A land snail nestled into a rotting log.

Animal life was abundant on the trail, from skittish deer bolting away only their white tails visible through the undergrowth, to land snails, wood frogs, signs of bear, snakes and all the other woodland creatures.

A redback salamander in camp on the first night.
A red back salamander in camp.

Yet, day two’s abundance of critters had an uphill battle to erase the memory of the day’s rollercoaster mountain hiking on Section 4.

When we hit the top of Sherman Mountain before descending into Laurel Run, we looked across the valley. An audible groan came up and my map skills were called into question.

“We have to go up that?” Josh asked.

“I thought you said we were done with climbing mountains?” Brad added.

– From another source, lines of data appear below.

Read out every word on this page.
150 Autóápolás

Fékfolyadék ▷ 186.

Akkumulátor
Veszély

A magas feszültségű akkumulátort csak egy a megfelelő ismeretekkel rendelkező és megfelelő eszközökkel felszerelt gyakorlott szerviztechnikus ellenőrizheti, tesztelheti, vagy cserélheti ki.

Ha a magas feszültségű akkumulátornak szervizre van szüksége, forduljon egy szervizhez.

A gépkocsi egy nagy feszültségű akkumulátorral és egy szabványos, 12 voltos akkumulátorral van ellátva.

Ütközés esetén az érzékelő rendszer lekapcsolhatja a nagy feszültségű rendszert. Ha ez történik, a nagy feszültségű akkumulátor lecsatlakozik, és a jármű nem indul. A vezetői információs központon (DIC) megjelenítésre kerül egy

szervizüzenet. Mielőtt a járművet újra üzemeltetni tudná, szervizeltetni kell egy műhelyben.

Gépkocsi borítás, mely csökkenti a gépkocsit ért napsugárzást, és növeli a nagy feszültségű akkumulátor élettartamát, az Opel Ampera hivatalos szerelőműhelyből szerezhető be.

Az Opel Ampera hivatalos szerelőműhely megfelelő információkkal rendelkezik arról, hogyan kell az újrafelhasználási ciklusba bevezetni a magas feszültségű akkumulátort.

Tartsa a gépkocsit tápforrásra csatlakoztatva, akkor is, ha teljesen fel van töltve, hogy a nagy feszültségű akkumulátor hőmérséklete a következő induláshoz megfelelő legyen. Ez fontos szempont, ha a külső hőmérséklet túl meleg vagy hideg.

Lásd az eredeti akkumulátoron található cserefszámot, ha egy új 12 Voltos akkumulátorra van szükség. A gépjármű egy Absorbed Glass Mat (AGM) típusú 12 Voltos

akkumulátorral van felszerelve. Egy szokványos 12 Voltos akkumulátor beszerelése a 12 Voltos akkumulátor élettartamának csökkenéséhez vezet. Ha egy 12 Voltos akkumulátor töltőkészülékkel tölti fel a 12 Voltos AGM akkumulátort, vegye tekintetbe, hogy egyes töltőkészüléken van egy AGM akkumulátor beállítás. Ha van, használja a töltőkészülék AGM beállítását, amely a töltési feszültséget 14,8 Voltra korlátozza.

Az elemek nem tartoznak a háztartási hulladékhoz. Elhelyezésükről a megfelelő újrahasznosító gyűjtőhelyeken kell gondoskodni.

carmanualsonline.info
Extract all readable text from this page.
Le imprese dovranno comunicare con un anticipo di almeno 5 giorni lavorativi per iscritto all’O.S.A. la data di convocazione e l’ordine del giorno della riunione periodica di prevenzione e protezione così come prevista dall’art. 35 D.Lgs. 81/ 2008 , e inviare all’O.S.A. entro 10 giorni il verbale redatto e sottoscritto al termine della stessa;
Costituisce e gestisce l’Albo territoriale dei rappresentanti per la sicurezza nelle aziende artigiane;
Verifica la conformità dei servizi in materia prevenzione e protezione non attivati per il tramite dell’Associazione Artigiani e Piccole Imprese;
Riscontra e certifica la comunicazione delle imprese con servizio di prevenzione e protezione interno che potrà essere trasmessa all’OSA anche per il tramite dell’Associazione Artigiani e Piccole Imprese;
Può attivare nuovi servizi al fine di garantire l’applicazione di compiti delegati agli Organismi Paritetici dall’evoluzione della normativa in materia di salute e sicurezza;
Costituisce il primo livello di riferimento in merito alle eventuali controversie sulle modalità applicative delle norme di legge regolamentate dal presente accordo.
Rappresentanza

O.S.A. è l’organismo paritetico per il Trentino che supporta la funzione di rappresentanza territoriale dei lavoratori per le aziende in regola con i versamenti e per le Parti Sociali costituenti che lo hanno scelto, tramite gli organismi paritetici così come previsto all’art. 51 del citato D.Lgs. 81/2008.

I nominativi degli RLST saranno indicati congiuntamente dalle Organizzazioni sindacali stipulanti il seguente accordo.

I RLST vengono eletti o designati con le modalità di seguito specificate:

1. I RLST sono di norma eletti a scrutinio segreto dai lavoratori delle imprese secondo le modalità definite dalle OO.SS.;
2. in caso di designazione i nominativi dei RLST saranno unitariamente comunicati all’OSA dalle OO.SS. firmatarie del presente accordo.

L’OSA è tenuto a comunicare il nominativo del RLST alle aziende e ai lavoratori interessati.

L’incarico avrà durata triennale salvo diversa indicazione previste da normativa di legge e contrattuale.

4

I was deflated. How can my map reading be this wrong? I knew that I had underestimated the Fowlers Hollow climb, but clearly the map indicated it was there. This time, however, I stared across the valley and back at the map, then out into the void and the harsh, rising ridge.

What the hell? Looking down the steep pitch and then across the way, it looked like we were about to do another 45-degree decline for several hundred feet and then have to climb out of it again! Although the map said the incline to the car was 400 feet spread out over 2 miles.

The descent from Sherman Mountain into Laurel Run. Looking across this valley was cause for concern that we had yet another steep climb. Or did we?
The descent from Sherman Mountain into Laurel Run. Looking across this valley was cause for concern that we had yet another steep climb. Or did we?

“Well, let’s just get moving and we’ll tackle that climb when we get there. We’re still on-schedule and we’ll just take our time,” I said.

Laurel Run was nice, but we didn’t stay long. A prolonged break earlier meant we just had to keep going. And in time, we realized the map and my estimation were correct. The climb out of Laurel Run was gradual.

Standing at the top of Sherman Mountain, we were seeing an optical illusion because the far mountain top was nearly level with our position. It appeared to be a steep incline, although it wasn’t. That’s why the opposing peak was hazy in the midday sun. It was farther away than it appeared.

All in all, an excellent 20 miles over two days, but certainly strenuous for this part of Pennsylvania. Take plenty of DEET, watch out for twigs, and try not to break an ankle on the cruel jumble of rocks hidden by thick brush.